Ce qui, initialement, était très novateur dans le travail de Langlands, excepté la profondeur technique, était de proposer une connexion directe à la théorie des nombres, mêlée avec la structure organisationnelle hypothétique, qui a été appelée fonctorialité.

Par exemple, dans le travail d'Harish-Chandra, on trouve le principe de ce qui peut être fait pour un groupe de Lie semi-simple (ou réductif), ce qui pourrait être fait pour tous. Par conséquent, une fois que le rôle de certains groupes de Lie de dimension basse tels que GL2 dans la théorie des formes modulaires a été reconnu, et rétrospectivement, avec GL1 dans la théorie des corps de classes, la voie est ouverte aux spéculations pour GLn au moins pour n > 2.
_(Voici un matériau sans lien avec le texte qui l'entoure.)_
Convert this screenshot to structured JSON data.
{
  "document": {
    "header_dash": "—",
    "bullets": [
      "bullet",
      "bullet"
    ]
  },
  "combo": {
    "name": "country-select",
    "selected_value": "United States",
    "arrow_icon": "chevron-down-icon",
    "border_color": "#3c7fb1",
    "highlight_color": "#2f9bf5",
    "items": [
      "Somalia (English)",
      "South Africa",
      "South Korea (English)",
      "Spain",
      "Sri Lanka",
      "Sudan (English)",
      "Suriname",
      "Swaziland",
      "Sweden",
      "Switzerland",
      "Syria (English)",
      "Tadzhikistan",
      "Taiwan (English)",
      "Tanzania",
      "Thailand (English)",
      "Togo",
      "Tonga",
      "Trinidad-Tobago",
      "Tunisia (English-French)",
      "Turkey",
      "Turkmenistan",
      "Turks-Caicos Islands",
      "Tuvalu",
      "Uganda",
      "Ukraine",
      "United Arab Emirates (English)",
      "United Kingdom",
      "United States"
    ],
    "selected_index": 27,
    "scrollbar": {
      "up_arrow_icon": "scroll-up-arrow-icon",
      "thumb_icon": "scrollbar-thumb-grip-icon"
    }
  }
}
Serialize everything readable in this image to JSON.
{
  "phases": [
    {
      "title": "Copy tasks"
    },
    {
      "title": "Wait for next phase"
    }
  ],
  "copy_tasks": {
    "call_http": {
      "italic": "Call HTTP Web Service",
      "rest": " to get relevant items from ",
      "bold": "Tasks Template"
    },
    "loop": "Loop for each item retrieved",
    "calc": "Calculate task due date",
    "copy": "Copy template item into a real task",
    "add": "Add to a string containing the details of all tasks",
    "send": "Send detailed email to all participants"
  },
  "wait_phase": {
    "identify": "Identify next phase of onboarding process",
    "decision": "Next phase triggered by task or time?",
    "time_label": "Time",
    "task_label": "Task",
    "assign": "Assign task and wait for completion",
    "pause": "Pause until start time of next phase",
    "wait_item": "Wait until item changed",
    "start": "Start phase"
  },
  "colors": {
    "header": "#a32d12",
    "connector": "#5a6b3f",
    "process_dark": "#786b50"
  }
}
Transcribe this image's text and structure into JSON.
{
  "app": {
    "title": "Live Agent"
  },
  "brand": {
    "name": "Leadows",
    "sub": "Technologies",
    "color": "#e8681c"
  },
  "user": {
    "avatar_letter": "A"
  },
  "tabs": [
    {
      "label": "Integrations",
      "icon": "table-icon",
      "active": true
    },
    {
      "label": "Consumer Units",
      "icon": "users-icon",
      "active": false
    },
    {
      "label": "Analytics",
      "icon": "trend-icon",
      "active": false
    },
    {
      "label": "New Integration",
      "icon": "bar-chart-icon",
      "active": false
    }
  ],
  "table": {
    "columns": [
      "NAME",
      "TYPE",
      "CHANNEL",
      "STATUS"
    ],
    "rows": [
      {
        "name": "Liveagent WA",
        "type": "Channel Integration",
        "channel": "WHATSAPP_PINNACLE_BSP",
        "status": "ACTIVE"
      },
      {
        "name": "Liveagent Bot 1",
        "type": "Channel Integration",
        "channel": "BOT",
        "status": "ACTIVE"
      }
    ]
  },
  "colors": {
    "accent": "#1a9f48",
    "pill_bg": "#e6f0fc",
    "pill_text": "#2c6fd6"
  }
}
L'idée de forme cuspidale provient des courbes cuspidales dans les courbes modulaires mais aussi a un sens visible dans la théorie spectrale comme un « spectre discret », qui contrastait avec le « spectre continu (en) » des séries d'Eisenstein. Elle devint beaucoup plus technique pour les groupes de Lie plus grands, parce que les sous-groupes paraboliques sont plus nombreux.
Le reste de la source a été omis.